Given a matroid m, the fundamental-circuit incidence matrix relative to a base b has rows indexed by the elements of b, and columns indexed by the elements not in b. The bi, ej entry is 1 if bi is in the fundamental circuit of ej relative to b, and 0 otherwise.

fcim :: (Ord a, Num k) => Matroid a -> [a] -> [[k]] Source

fcim' :: (Ord a, Num t) => Matroid a -> [a] -> [[t]] Source

markNonInitialRCs :: (Num a, Eq a) => [[a]] -> [[ZeroOneStar]] Source

substStars :: Num a => [[ZeroOneStar]] -> [a] -> [[[a]]] Source

starSubstitutionsV :: Num a => [a] -> [ZeroOneStar] -> [[a]] Source

representations1 :: (Ord a1, Ord a, Fractional a1) => [a1] -> Matroid a -> [[[a1]]] Source

fcig :: Ord t => Matroid t -> [t] -> [[t]] Source

markedfcim :: Ord a => Matroid a -> [a] -> [[ZeroOneStar]] Source

representations2 :: (Ord a1, Ord a, Fractional a1) => [a1] -> Matroid a -> [[[a1]]] Source

representations :: (Eq fq, Fractional fq, Ord a) => [fq] -> Matroid a -> [[[fq]]] Source

Find representations of the matroid m over fq. Specifically, this function will find one representative of each projective equivalence class of representation.

isRepresentable :: (Eq fq, Fractional fq, Ord a) => [fq] -> Matroid a -> Bool Source

Is the matroid representable over Fq? For example, to find out whether a matroid m is binary, evaluate isRepresentable f2 m.

isBinary :: Ord a => Matroid a -> Bool Source

A binary matroid is a matroid which is representable over F2

isTernary :: Ord a => Matroid a -> Bool Source

A ternary matroid is a matroid which is representable over F3

data LMR a b Source

Constructors

L a 
Mid 
R b 

Instances

(Eq a, Eq b) => Eq (LMR a b) 
(Ord a, Ord b) => Ord (LMR a b) 
(Show a, Show b) => Show (LMR a b) 

seriesConnection :: (Ord a1, Ord a) => (Matroid a, a) -> (Matroid a1, a1) -> Matroid (LMR a a1) Source

parallelConnection :: (Ord a1, Ord a) => (Matroid a, a) -> (Matroid a1, a1) -> Matroid (LMR a a1) Source

twoSum :: (Ord a1, Ord a) => (Matroid a, a) -> (Matroid a1, a1) -> Matroid (LMR a a1) Source

f7 :: Matroid Int Source

The Fano plane F7 = PG(2,F2)

f7m :: Matroid Int Source

F7-, the relaxation of the Fano plane by removal of a line

pappus :: Matroid Int Source

The Pappus configuration from projective geometry

nonPappus :: Matroid Int Source

Relaxation of the Pappus configuration by removal of a line

desargues :: Matroid Int Source

The Desargues configuration

v8 :: Matroid Int Source

The Vamos matroid V8. It is not representable over any field.

p8 :: Matroid Int Source

P8 is a minor-minimal matroid that is not representable over F4, F8, F16, ... . It is Fq-representable if and only if q is not a power of 2.

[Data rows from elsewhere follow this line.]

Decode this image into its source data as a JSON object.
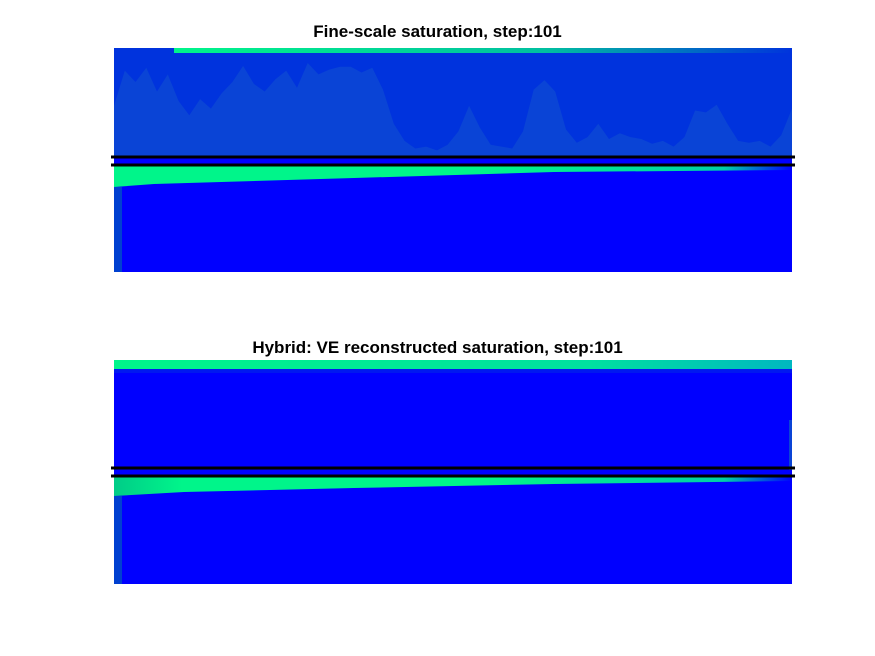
{
  "colors": {
    "background": "#0000ff",
    "plume": "#0033dd",
    "plume_light": "#0a44d6",
    "band": "#00f58a",
    "band_dark": "#00cc88",
    "lines": "#000000"
  },
  "chart_data": [
    {
      "type": "heatmap",
      "title": "Fine-scale saturation, step:101",
      "xlabel": "",
      "ylabel": "",
      "axes_visible": false,
      "colormap": "winter (blue to green)",
      "top_band": "thin green band along the top edge, fading to blue at the right",
      "upper_layer": "darker blue plume with irregular fingering profile in the upper half",
      "interface_lines": 2,
      "lower_band": "green saturation band just below the interface lines, thinning toward the right",
      "plume_profile": [
        0.55,
        0.92,
        0.8,
        0.95,
        0.7,
        0.88,
        0.6,
        0.45,
        0.62,
        0.52,
        0.68,
        0.8,
        0.97,
        0.78,
        0.7,
        0.83,
        0.92,
        0.74,
        1.0,
        0.88,
        0.93,
        0.96,
        0.96,
        0.9,
        0.95,
        0.72,
        0.36,
        0.18,
        0.1,
        0.12,
        0.08,
        0.14,
        0.28,
        0.55,
        0.32,
        0.14,
        0.12,
        0.1,
        0.28,
        0.72,
        0.82,
        0.7,
        0.3,
        0.16,
        0.22,
        0.36,
        0.2,
        0.26,
        0.22,
        0.2,
        0.15,
        0.18,
        0.12,
        0.22,
        0.5,
        0.48,
        0.56,
        0.36,
        0.18,
        0.16,
        0.18,
        0.12,
        0.24,
        0.52
      ]
    },
    {
      "type": "heatmap",
      "title": "Hybrid: VE reconstructed saturation, step:101",
      "xlabel": "",
      "ylabel": "",
      "axes_visible": false,
      "colormap": "winter (blue to green)",
      "top_band": "green band along the top edge",
      "upper_layer": "uniform blue",
      "interface_lines": 2,
      "lower_band": "green saturation band just below the interface lines, thinning toward the right"
    }
  ]
}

p8' :: (Ord a, Num a) => Matroid a Source

p8m :: Matroid Int Source

P8- is a relaxation of P8. It is Fq-representable if and only if q >= 4.

p8mm :: Matroid Int Source

P8-- is a relaxation of P8-. It is a minor-minimal matroid that is not representable over F4. It is Fq-representable if and only if q >= 5.

wheelGraph :: (Num a, Enum a) => a -> Graph a Source

w4 :: (Ord a, Num a) => Matroid a Source

rankPoly :: Ord a => Matroid a -> GlexPoly Integer String Source

Given a matroid m over elements es, the rank polynomial is a polynomial r(x,y), which is essentially a generating function for the subsets of es, enumerated by size and rank. It is efficiently calculated using deletion and contraction.

It has the property that r(0,0) is the number of bases in m, r(1,0) is the number of independent sets, r(0,1) is the number of spanning sets. It can also be used to derive the chromatic polynomial of a graph, the weight enumerator of a linear code, and more.